Sunday, September 12, 2010

Cambrian Explosion Evidence: Burgess Shale Fossils aren't Alone

"Ancient Animal Explosion Gets Bigger With New Finds"
Animal News, Discovery News (September 9, 2010)

"Eight new kinds of the earliest animals from the Cambrian Explosion have been found in a newly explored section of ancient rock in Canada.

"At least eight new kinds of Earth's earliest animals from the mysterious and controversial Cambrian Explosion have been discovered in a unexpected section of ancient rock 30 miles from the famous Burgess Shale of Canada. The discovery suggests such old, rare fossils are more common than previously thought.

"Like the fossils of the original Burgess Shale, the new discoveries are remarkable because they preserve features of animals which had only soft parts -- like gills and eyes -- and remained intact for more than half a billion years.

"That's a time when animals evolved from being very small, simple organisms into a wildly creative, explosive variety of sometimes bizarre creatures. These were culled by natural selection over time, leaving the more familiar main animal groups we see today.

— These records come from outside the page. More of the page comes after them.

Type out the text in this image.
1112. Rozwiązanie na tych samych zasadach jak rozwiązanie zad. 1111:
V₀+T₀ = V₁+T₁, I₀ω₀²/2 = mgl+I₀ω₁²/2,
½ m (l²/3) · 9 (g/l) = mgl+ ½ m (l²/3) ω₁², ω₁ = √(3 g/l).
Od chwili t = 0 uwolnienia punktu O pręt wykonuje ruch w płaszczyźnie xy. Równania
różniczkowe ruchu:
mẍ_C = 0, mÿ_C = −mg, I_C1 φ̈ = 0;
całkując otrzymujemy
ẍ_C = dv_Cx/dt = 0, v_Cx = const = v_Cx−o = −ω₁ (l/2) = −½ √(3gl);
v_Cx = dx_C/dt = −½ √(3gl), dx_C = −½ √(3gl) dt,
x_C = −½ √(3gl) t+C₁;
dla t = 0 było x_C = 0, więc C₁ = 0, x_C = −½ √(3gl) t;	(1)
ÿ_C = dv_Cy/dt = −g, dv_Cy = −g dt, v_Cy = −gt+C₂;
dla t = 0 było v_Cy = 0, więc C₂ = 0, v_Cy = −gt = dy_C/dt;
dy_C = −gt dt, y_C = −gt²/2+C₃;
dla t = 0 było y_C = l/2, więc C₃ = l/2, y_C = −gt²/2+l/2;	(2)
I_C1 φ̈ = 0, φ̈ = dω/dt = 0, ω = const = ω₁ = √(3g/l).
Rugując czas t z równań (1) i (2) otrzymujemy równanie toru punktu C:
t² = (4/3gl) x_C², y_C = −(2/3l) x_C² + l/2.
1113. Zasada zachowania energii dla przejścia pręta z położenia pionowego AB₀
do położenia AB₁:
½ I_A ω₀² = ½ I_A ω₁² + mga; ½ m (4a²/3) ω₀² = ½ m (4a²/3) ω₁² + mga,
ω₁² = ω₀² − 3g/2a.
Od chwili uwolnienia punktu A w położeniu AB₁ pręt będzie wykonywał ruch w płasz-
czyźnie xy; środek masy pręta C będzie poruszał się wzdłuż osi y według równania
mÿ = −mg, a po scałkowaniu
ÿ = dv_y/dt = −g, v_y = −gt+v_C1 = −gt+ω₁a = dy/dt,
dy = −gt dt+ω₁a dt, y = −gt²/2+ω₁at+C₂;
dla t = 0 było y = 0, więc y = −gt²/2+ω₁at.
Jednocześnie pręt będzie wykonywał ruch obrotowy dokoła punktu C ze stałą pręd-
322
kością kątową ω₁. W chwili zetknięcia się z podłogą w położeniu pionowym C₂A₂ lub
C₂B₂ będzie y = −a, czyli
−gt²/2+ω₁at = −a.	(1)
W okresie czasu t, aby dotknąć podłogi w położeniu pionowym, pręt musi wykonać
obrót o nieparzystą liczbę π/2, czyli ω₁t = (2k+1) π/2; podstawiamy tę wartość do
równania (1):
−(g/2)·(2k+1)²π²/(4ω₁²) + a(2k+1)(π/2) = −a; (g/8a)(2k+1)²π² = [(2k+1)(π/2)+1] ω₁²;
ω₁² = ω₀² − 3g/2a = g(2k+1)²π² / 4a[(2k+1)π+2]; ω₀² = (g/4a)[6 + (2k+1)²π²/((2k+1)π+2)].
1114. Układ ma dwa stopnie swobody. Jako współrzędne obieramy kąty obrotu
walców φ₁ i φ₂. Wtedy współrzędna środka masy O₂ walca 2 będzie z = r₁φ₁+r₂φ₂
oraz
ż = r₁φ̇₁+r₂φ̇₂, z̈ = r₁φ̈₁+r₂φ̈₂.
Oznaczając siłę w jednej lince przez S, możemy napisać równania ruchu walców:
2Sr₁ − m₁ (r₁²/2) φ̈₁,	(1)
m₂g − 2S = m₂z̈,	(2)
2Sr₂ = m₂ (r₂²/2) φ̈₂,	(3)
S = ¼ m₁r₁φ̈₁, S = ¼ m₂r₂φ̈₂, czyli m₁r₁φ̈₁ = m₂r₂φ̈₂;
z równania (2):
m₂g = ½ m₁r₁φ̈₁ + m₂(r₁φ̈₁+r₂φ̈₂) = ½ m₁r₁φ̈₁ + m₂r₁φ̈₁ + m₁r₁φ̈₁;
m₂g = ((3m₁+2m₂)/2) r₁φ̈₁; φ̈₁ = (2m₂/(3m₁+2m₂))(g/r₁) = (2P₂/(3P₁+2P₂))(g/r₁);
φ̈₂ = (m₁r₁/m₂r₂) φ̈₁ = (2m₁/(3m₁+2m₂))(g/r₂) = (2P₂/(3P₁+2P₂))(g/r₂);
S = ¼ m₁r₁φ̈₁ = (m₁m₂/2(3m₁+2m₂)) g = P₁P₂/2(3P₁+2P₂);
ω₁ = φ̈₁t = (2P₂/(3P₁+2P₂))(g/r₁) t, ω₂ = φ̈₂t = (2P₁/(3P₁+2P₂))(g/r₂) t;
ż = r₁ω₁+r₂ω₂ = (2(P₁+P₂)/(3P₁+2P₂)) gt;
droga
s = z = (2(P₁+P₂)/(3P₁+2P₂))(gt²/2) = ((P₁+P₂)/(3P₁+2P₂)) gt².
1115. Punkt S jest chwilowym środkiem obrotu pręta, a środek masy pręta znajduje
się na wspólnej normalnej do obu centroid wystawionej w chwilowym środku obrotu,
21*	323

"Among the more dramatic discoveries is a new kind of 'anomalocaridid' -- the monster shrimp-like top predator a half-billion years ago. Some of these sorts of beasts have been found up to two meters long in shale from Chengjiang, China...."

We've known about the Burgess Shale fossils for a long time - but it looked like that treasure-trove of detailed soft-bodied fossils was a fluke. The Burgess Shale formation happened when fine silt fell off an underwater cliff, burying critters swept up in the avalanche.

The new find is from shale that formed from fine mud that was on a gently sloping surface - and preserved tracks of the buried critters. That strongly suggests that the creatures lived near where they were found. And that the sequence of events needed to preserve the fossils isn't as rare as we thought.

Besides the new Canadian discovery, similar fossils have been found in China, Greenland and Australia.

Looks like paleontologists will have a great deal more data to work with.